Вместе с тем Григорьеву трудно попасть и в настоящие «святцы» русской словесности: был он все-таки в высшей степени «человеком сороковых годов». Конечно, не «урожденный критик» (если такие вообще водятся на свете), как полагал друг его Н. Н. Страхов; не «критик», потому что художник; однако строчил он пространно, языком небрежным и громоздким, в статьях же иногда и водянистым, даже более водянистым, чем язык Белинского. – Григорьева одолевали настоящие бесы, но был он мало «стихиен», слишком «человек»; не часто владел им тот бог, присутствие которого дает борьбе с бесами единственный и великий смысл. Вообще несчастия осыпали Григорьева; но ни одно из них не выросло до размеров божественной кары.
Черты призвания («проклятья иль избранья») сквозят в облике Григорьева. Есть постоянное какое-то бледное мерцание за его жизнью; но оно пропадает, всегда тонет в подробностях жизни. Словно так много дыма и чада, что лишь на минуту вырвется пламенный язык; прозрение здесь, близко, мы уже готовы причислить его лик к ликам Грибоедова, Пушкина, Лермонтова, Тютчева, Фета, Соловьева. Тут бурые клубы дыма опять занавешивают пламень.

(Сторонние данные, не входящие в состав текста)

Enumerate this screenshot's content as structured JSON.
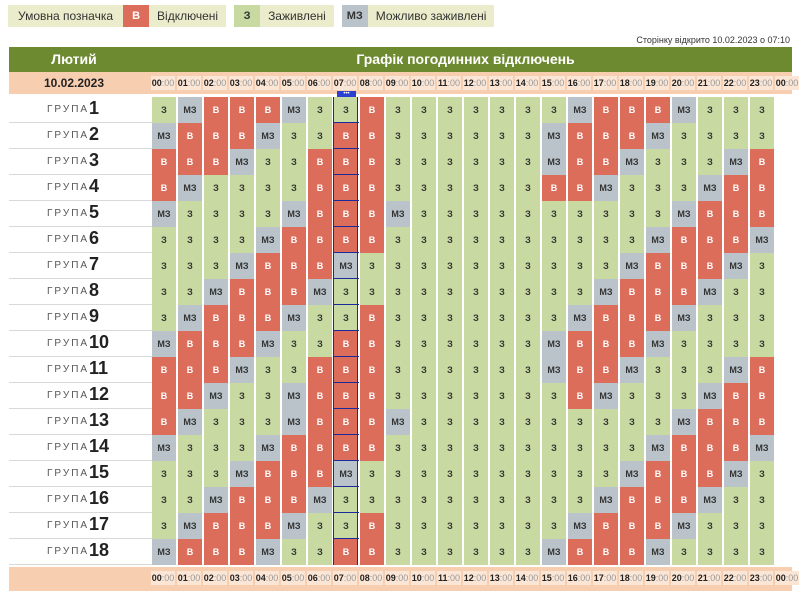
{
  "legend": {
    "label": "Умовна позначка",
    "items": [
      {
        "code": "В",
        "text": "Відключені",
        "color": "#db6d5a"
      },
      {
        "code": "З",
        "text": "Заживлені",
        "color": "#c8d9a1"
      },
      {
        "code": "МЗ",
        "text": "Можливо заживлені",
        "color": "#b9c3c9"
      }
    ]
  },
  "opened_text": "Сторінку відкрито 10.02.2023 о 07:10",
  "header": {
    "month": "Лютий",
    "title": "Графік погодинних відключень",
    "date": "10.02.2023"
  },
  "now_marker": "•••",
  "group_word": "ГРУПА",
  "hours": [
    "00",
    "01",
    "02",
    "03",
    "04",
    "05",
    "06",
    "07",
    "08",
    "09",
    "10",
    "11",
    "12",
    "13",
    "14",
    "15",
    "16",
    "17",
    "18",
    "19",
    "20",
    "21",
    "22",
    "23",
    "00"
  ],
  "minutes_suffix": ":00",
  "groups": [
    {
      "num": "1",
      "cells": [
        "З",
        "МЗ",
        "В",
        "В",
        "В",
        "МЗ",
        "З",
        "З",
        "В",
        "З",
        "З",
        "З",
        "З",
        "З",
        "З",
        "З",
        "МЗ",
        "В",
        "В",
        "В",
        "МЗ",
        "З",
        "З",
        "З"
      ]
    },
    {
      "num": "2",
      "cells": [
        "МЗ",
        "В",
        "В",
        "В",
        "МЗ",
        "З",
        "З",
        "В",
        "В",
        "З",
        "З",
        "З",
        "З",
        "З",
        "З",
        "МЗ",
        "В",
        "В",
        "В",
        "МЗ",
        "З",
        "З",
        "З",
        "З"
      ]
    },
    {
      "num": "3",
      "cells": [
        "В",
        "В",
        "В",
        "МЗ",
        "З",
        "З",
        "В",
        "В",
        "В",
        "З",
        "З",
        "З",
        "З",
        "З",
        "З",
        "МЗ",
        "В",
        "В",
        "МЗ",
        "З",
        "З",
        "З",
        "МЗ",
        "В"
      ]
    },
    {
      "num": "4",
      "cells": [
        "В",
        "МЗ",
        "З",
        "З",
        "З",
        "З",
        "В",
        "В",
        "В",
        "З",
        "З",
        "З",
        "З",
        "З",
        "З",
        "В",
        "В",
        "МЗ",
        "З",
        "З",
        "З",
        "МЗ",
        "В",
        "В"
      ]
    },
    {
      "num": "5",
      "cells": [
        "МЗ",
        "З",
        "З",
        "З",
        "З",
        "МЗ",
        "В",
        "В",
        "В",
        "МЗ",
        "З",
        "З",
        "З",
        "З",
        "З",
        "З",
        "З",
        "З",
        "З",
        "З",
        "МЗ",
        "В",
        "В",
        "В"
      ]
    },
    {
      "num": "6",
      "cells": [
        "З",
        "З",
        "З",
        "З",
        "МЗ",
        "В",
        "В",
        "В",
        "В",
        "З",
        "З",
        "З",
        "З",
        "З",
        "З",
        "З",
        "З",
        "З",
        "З",
        "МЗ",
        "В",
        "В",
        "В",
        "МЗ"
      ]
    },
    {
      "num": "7",
      "cells": [
        "З",
        "З",
        "З",
        "МЗ",
        "В",
        "В",
        "В",
        "МЗ",
        "З",
        "З",
        "З",
        "З",
        "З",
        "З",
        "З",
        "З",
        "З",
        "З",
        "МЗ",
        "В",
        "В",
        "В",
        "МЗ",
        "З"
      ]
    },
    {
      "num": "8",
      "cells": [
        "З",
        "З",
        "МЗ",
        "В",
        "В",
        "В",
        "МЗ",
        "З",
        "З",
        "З",
        "З",
        "З",
        "З",
        "З",
        "З",
        "З",
        "З",
        "МЗ",
        "В",
        "В",
        "В",
        "МЗ",
        "З",
        "З"
      ]
    },
    {
      "num": "9",
      "cells": [
        "З",
        "МЗ",
        "В",
        "В",
        "В",
        "МЗ",
        "З",
        "З",
        "В",
        "З",
        "З",
        "З",
        "З",
        "З",
        "З",
        "З",
        "МЗ",
        "В",
        "В",
        "В",
        "МЗ",
        "З",
        "З",
        "З"
      ]
    },
    {
      "num": "10",
      "cells": [
        "МЗ",
        "В",
        "В",
        "В",
        "МЗ",
        "З",
        "З",
        "В",
        "В",
        "З",
        "З",
        "З",
        "З",
        "З",
        "З",
        "МЗ",
        "В",
        "В",
        "В",
        "МЗ",
        "З",
        "З",
        "З",
        "З"
      ]
    },
    {
      "num": "11",
      "cells": [
        "В",
        "В",
        "В",
        "МЗ",
        "З",
        "З",
        "В",
        "В",
        "В",
        "З",
        "З",
        "З",
        "З",
        "З",
        "З",
        "МЗ",
        "В",
        "В",
        "МЗ",
        "З",
        "З",
        "З",
        "МЗ",
        "В"
      ]
    },
    {
      "num": "12",
      "cells": [
        "В",
        "В",
        "МЗ",
        "З",
        "З",
        "МЗ",
        "В",
        "В",
        "В",
        "З",
        "З",
        "З",
        "З",
        "З",
        "З",
        "З",
        "В",
        "МЗ",
        "З",
        "З",
        "З",
        "МЗ",
        "В",
        "В"
      ]
    },
    {
      "num": "13",
      "cells": [
        "В",
        "МЗ",
        "З",
        "З",
        "З",
        "МЗ",
        "В",
        "В",
        "В",
        "МЗ",
        "З",
        "З",
        "З",
        "З",
        "З",
        "З",
        "З",
        "З",
        "З",
        "З",
        "МЗ",
        "В",
        "В",
        "В"
      ]
    },
    {
      "num": "14",
      "cells": [
        "МЗ",
        "З",
        "З",
        "З",
        "МЗ",
        "В",
        "В",
        "В",
        "В",
        "З",
        "З",
        "З",
        "З",
        "З",
        "З",
        "З",
        "З",
        "З",
        "З",
        "МЗ",
        "В",
        "В",
        "В",
        "МЗ"
      ]
    },
    {
      "num": "15",
      "cells": [
        "З",
        "З",
        "З",
        "МЗ",
        "В",
        "В",
        "В",
        "МЗ",
        "З",
        "З",
        "З",
        "З",
        "З",
        "З",
        "З",
        "З",
        "З",
        "З",
        "МЗ",
        "В",
        "В",
        "В",
        "МЗ",
        "З"
      ]
    },
    {
      "num": "16",
      "cells": [
        "З",
        "З",
        "МЗ",
        "В",
        "В",
        "В",
        "МЗ",
        "З",
        "З",
        "З",
        "З",
        "З",
        "З",
        "З",
        "З",
        "З",
        "З",
        "МЗ",
        "В",
        "В",
        "В",
        "МЗ",
        "З",
        "З"
      ]
    },
    {
      "num": "17",
      "cells": [
        "З",
        "МЗ",
        "В",
        "В",
        "В",
        "МЗ",
        "З",
        "З",
        "В",
        "З",
        "З",
        "З",
        "З",
        "З",
        "З",
        "З",
        "МЗ",
        "В",
        "В",
        "В",
        "МЗ",
        "З",
        "З",
        "З"
      ]
    },
    {
      "num": "18",
      "cells": [
        "МЗ",
        "В",
        "В",
        "В",
        "МЗ",
        "З",
        "З",
        "В",
        "В",
        "З",
        "З",
        "З",
        "З",
        "З",
        "З",
        "МЗ",
        "В",
        "В",
        "В",
        "МЗ",
        "З",
        "З",
        "З",
        "З"
      ]
    }
  ]
}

Вглядимся ближе в эту необщую судьбу.
2
[2]
В двадцатых годах за Москвой-рекой, в переулке у Спаса на Наливках, стоял деревянный дом с постоянно закрытыми воротами и калиткою на задвижке. В нижнем этаже, над каменным подвалом, в венке из комнат, расположенных вокруг печей, жили супруги Григорьевы, Александр Иванович и Татьяна Андреевна. Александр Иванович был человек умный и беспечный; в былые времена бывал он во хмелю столь «бешен и неистов», что теперь пуще всего боялся «буйства». От отца своего, который пришел с севера в Москву мужиком, лбом и горбом пробил себе дорогу и скончался в довольстве и в дворянском звании, – Александр Иванович «кряжистости» не унаследовал. Домом правила мать.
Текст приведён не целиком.